The inner function would be y=x-1
$$ 3-(x-1) $$ which gives, $$ y=4-x $$
and the outer function $$ 3-(x^2-4x+3) $$ gives $$ 4x-x^2$$
So our volume then becomes,
$$V = π\int_1^4 (4x-x^2)^2-(4-x)^2 dx $$
Is this correct? After integrating I got 735π/5 which can be simplified with 147π. However, the answer key says 108π/5... I must have made an error somewhere.

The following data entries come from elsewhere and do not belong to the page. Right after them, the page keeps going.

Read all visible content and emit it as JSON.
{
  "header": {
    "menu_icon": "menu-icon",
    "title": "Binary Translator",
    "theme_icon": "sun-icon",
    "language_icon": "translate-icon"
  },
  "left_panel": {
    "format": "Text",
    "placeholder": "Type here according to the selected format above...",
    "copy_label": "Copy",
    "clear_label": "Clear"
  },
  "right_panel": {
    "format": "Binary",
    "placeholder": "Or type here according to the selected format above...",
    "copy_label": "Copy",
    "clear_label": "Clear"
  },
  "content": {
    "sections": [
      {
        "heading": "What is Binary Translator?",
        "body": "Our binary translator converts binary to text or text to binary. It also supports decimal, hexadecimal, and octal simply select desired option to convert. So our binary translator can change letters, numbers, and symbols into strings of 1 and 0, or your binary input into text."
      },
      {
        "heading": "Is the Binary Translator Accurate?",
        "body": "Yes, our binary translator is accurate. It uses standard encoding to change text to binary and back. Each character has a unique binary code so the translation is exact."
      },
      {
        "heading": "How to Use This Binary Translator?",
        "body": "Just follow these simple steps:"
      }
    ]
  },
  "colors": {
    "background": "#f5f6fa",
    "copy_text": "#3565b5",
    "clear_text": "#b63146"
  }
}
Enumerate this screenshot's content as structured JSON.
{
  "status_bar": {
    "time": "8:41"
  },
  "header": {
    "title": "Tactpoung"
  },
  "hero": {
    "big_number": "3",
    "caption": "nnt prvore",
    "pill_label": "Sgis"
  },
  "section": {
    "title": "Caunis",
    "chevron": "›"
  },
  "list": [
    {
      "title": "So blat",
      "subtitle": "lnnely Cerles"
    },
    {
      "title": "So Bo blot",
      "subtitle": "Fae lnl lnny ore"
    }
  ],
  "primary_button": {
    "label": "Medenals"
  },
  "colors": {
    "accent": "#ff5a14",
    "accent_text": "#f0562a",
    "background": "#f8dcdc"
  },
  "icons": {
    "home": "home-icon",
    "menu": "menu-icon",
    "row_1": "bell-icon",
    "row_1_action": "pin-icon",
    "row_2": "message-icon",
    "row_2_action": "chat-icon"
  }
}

I like to do this sort of integral by integration by parts via the tabular method. The first column is a polynomial factor, differentiated down to a constant, the second is alternating $\pm1$, and the third is the other factor which can be easily integrated as many times as necessary. $$\begin{array}{c|c|c}&&(4-x)^2\\ x^2-1&(+1)&-\frac13(4-x)^3\\ 2x&(-1)&\frac1{12}(4-x)^4\\ 2&(+1)&-\frac1{60}(4-x)^5\end{array}$$ Then just multiply across the rows and add results to get $$\begin{align}\pi\int_1^4\left[(4x-x^2)^2-(4-x)^2\right]dx&=\pi\int_1^4(x^2-1)(4-x)^2dx\\ &=\pi\left[-\frac13(x^2-1)(4-x)^3-\frac16x(4-x)^4-\frac1{30}(4-x)^5\right]_1^4\\ &=\pi\left[\frac16(1)(3)^4+\frac1{30}(3)^5\right]=\frac{108\pi}{5}\end{align}$$ This approach is easier than it looks because that factor of $(4-x)$ always makes the upper bound expression vanish and the factor of $(x^2-1)$ also makes the lower bound expression vanish in the first term.